Four Volunteers Begin Year-Long Mars Mission Simulation in Houston
Four volunteers sealed inside Johnson Space Center's 3D-printed Mars Dune Alpha habitat since Oct. 19 endure 22-minute communication delays and freeze-dried meals until Oct. 31, 2026.

Inside a 1,700-square-foot, 3D-printed habitat on the Johnson Space Center campus, four volunteers are now more than five months into a 378-day simulation of life on Mars, eating freeze-dried meals, tending a vegetable garden, and managing simulated equipment failures that mission control won't even hear about for 22 minutes after they occur.
The crew, which entered the habitat called Mars Dune Alpha on October 19, 2025, will not emerge until October 31, 2026. Ross Elder serves as commander, an Air Force pilot leading a team that includes Ellen Ellis, a Space Force acquisitions officer serving as medical officer; Matthew Montgomery, an engineering design consultant acting as science officer; and James Spicer, an aerospace technical director and the mission's flight engineer. More than 4,000 people applied to join them. Four were chosen.

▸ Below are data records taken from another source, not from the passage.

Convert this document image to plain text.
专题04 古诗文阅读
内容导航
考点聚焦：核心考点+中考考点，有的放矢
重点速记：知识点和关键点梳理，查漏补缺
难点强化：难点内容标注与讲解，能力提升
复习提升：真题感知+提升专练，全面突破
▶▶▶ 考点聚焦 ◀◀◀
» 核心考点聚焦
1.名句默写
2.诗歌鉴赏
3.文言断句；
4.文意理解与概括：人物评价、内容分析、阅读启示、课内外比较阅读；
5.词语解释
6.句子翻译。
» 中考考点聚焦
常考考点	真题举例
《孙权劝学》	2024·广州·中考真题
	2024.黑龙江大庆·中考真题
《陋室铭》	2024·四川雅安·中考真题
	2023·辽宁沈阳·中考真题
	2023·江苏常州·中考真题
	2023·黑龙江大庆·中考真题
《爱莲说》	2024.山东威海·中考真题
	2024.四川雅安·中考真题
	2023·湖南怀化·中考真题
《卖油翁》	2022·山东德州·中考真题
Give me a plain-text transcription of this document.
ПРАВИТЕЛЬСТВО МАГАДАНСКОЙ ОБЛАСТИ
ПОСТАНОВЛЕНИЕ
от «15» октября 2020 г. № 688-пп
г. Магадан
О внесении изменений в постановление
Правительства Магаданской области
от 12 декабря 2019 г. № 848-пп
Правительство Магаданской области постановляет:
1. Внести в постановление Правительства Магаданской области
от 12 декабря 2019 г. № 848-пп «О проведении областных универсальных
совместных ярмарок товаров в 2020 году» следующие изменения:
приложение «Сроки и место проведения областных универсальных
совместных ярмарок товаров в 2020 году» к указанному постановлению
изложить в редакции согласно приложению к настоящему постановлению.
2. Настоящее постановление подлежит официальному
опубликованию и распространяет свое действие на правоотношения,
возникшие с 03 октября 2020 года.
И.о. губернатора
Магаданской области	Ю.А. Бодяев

The mission is NASA's Crew Health and Performance Exploration Analog, known as CHAPEA, in its second iteration. Funded through the agency's Human Research Program at Johnson Space Center, CHAPEA is designed as a series of three year-long simulations meant to stress-test human factors before NASA attempts crewed Mars expeditions it has targeted for as early as the 2030s. The first CHAPEA crew completed an identical 378-day stint in July 2024. A third mission is expected to begin later this year.

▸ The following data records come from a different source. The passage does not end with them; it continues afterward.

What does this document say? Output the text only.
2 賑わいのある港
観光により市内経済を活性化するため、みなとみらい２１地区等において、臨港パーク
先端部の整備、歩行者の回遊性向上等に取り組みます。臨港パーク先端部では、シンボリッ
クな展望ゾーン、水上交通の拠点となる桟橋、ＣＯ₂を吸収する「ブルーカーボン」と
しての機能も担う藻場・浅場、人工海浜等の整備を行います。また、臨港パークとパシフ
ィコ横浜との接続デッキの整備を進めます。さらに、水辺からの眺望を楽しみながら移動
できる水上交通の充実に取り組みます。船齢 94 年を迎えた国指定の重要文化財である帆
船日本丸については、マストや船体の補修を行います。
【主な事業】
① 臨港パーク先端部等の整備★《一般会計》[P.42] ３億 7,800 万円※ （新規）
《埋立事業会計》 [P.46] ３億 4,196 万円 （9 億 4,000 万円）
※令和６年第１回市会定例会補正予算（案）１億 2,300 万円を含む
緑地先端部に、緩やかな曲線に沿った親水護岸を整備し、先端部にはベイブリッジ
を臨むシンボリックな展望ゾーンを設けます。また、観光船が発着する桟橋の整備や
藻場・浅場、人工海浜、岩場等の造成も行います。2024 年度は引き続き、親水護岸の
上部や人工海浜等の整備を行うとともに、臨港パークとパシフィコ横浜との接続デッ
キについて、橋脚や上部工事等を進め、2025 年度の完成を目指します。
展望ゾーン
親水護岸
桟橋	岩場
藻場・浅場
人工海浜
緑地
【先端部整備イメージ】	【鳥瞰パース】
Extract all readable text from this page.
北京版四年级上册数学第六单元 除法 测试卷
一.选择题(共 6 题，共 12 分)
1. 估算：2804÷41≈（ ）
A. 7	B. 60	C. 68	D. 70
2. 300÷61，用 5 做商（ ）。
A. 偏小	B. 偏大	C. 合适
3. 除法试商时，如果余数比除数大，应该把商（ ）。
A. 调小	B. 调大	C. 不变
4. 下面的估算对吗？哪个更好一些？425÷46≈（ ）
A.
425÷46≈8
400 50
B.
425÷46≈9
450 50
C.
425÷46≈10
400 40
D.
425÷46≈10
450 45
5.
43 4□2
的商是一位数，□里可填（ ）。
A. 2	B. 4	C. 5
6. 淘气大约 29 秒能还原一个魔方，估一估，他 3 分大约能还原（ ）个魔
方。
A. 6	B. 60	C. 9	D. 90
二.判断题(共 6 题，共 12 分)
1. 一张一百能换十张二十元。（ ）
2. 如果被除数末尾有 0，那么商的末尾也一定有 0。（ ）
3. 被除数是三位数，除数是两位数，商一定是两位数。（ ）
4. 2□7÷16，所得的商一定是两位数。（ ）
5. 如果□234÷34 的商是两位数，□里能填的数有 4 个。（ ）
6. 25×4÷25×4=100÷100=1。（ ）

Each day inside Mars Dune Alpha combines structured scientific research with the operational grind of simulated Mars life: mock spacewalks conducted in a regolith-floored sandbox with Martian surface imagery projected on the walls, robotic operations, habitat maintenance, physical exercise, and crop cultivation. The habitat is stocked with prepackaged, shelf-stable food, supplemented by whatever peppers, tomatoes and other vegetables the crew can grow in the onboard crop area. Spicer, whose professional background includes building satellite communications networks and space data relay systems, has said returning to real food ranks among his most anticipated moments once the mission ends, a detail that reflects how deliberately total the deprivation is designed to be.

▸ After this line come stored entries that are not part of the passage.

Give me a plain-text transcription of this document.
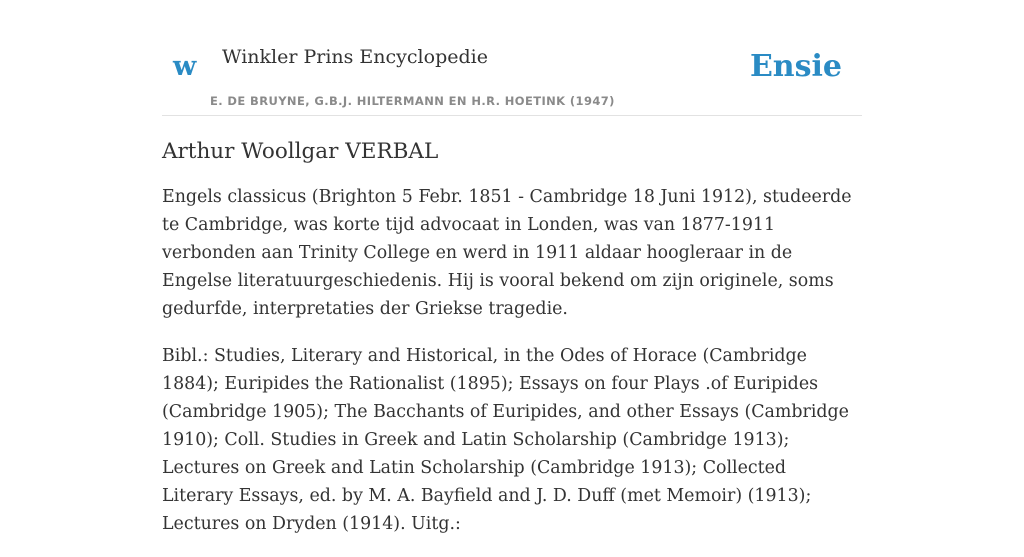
w Winkler Prins Encyclopedie
E. DE BRUYNE, G.B.J. HILTERMANN EN H.R. HOETINK (1947)
Ensie
Arthur Woollgar VERBAL

Engels classicus (Brighton 5 Febr. 1851 - Cambridge 18 Juni 1912), studeerde te Cambridge, was korte tijd advocaat in Londen, was van 1877-1911 verbonden aan Trinity College en werd in 1911 aldaar hoogleraar in de Engelse literatuurgeschiedenis. Hij is vooral bekend om zijn originele, soms gedurfde, interpretaties der Griekse tragedie.

Bibl.: Studies, Literary and Historical, in the Odes of Horace (Cambridge 1884); Euripides the Rationalist (1895); Essays on four Plays .of Euripides (Cambridge 1905); The Bacchants of Euripides, and other Essays (Cambridge 1910); Coll. Studies in Greek and Latin Scholarship (Cambridge 1913); Lectures on Greek and Latin Scholarship (Cambridge 1913); Collected Literary Essays, ed. by M. A. Bayfield and J. D. Duff (met Memoir) (1913); Lectures on Dryden (1914). Uitg.:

The 22-minute one-way communication delay is among the most operationally consequential elements of the experiment. Any problem inside the habitat takes 22 minutes to reach mission control and another 22 minutes for a response to arrive. That 44-minute round trip forces the crew to diagnose and resolve failures independently, replicating the autonomy a real Mars crew would need on a mission where Earth-based help is physically unreachable.
For Harris County's space economy, the payoff from those 378 days extends well beyond the four people sealed inside. The cognitive and physical performance data generated by Elder, Ellis, Montgomery and Spicer will flow directly into the engineering and life-science planning cycles at Johnson Space Center, shaping specifications for habitat design, nutrition standards, medical protocols, and remote-operation procedures. Those specifications carry procurement weight, sustaining the aerospace suppliers, biomedical firms, and university research collaborators concentrated across the Houston metropolitan area.
With the third CHAPEA mission still ahead and NASA's Artemis program building toward lunar and eventual Mars operations, Johnson Space Center's role as the country's primary hub for analog human-spaceflight research is not a legacy designation. It is an active one, and it is being earned one freeze-dried meal at a time.